Image : shutterstock

Since you are here and you are reading this column, you might be inclined to agree with me that a printed magazine still has value. It is because of the fast-moving consumer-fueled world we live in, that the experience of a well-rounded overview, trust and relevance are more in demand than they were before

BY MORTEN LINDHOLM

Last year’s buzzword was FAKE news, which has brought an entirely new meaning to what reputable and traditional publishing means. The idea that an editorial team has selected, fact-checked and published information meant to enrichen their readers’/target group’s lives is as simple and as basic as it has become forgotten in today’s disruptive world. Being a publisher and a marketing communication strategist, I see the pendulum swinging back, people are once again learning to appreciate the slow-paced moments when you can delve into a magazine, read without constant interruptions of disturbing flashes and sounds, and without worrying about the fact-value of the information you are consuming. I also notice the respect for printed media when I talk to clients and partners. People still prefer to have their interview or company event publicized in a printed magazine rather than “just” another web story. Paper brings prestige and higher levels of trust.

So, what’s in it for publishers? 

Find your niche, the times of “one size fits all” is long gone. But there are great business opportunities for publishers with a clear aim and the ability to deliver quality insights and meaningful information to an audience looking for exactly that kind of input.

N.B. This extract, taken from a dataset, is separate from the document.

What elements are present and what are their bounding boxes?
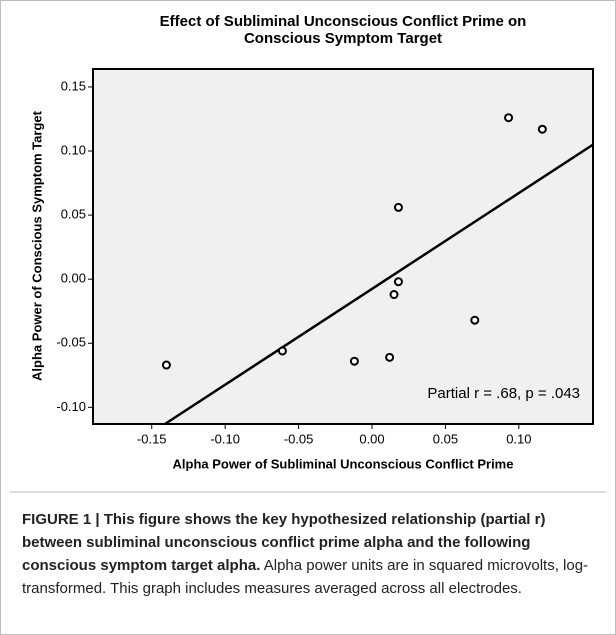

The business model is developing; publishers cannot just live on subscriptions and an advertising model as they did in the past, publishers seek opportunities in events, product sales and premium content solutions. We can actually see the borders between brands and media disappear, with brands behaving as media companies and vice-versa. After all, the reason Jeff Bezos’ Amazon bought the Washington Post was more than just to make a political statement, and Disney has been making a sizable fortune selling merchandize to its animated media productions.

Brands can build media empires

Brands no longer need to depend on buying media space, they can build their own space. With the emergence of the right technologies, the investments necessary to build delivery platforms for quality content, be it text, visual or film, are no longer out of reach. The key issue here is of course building an audience and delivering a message/content that stays relevant and valuable to them, plus, just as media companies have done for hundreds of years, keep a cycle; stay specific on when and how often you publish.

The market being what it is, many media companies still struggle, creating an interesting investment opportunity for brands to acquire their own media platforms.

Rounding off 
This is an opportunity for your company. Whether you are in a B2B or a B2C business, engaging your potential audiences through meaningful and outstanding content will add that extra something to your message and will help your audience relate to your company through the experiences you provide them.


This month I’ve read / listened to:

HBR idea podcast 

Several episodes, but I would recommend episode 596, a special issue featuring a talk with Microsoft CEO Satya Nadella, an extraordinary leader who takes lessons from the founders and has added his own background and history from India to rediscover the company’s soul. Food for thought for many of us business leaders when it comes to focusing on what makes a company great. I could easily recommend most of the episodes from the HBR Ideacast; I find them relevant, inspiring and useful in my daily job as a leader and marketer.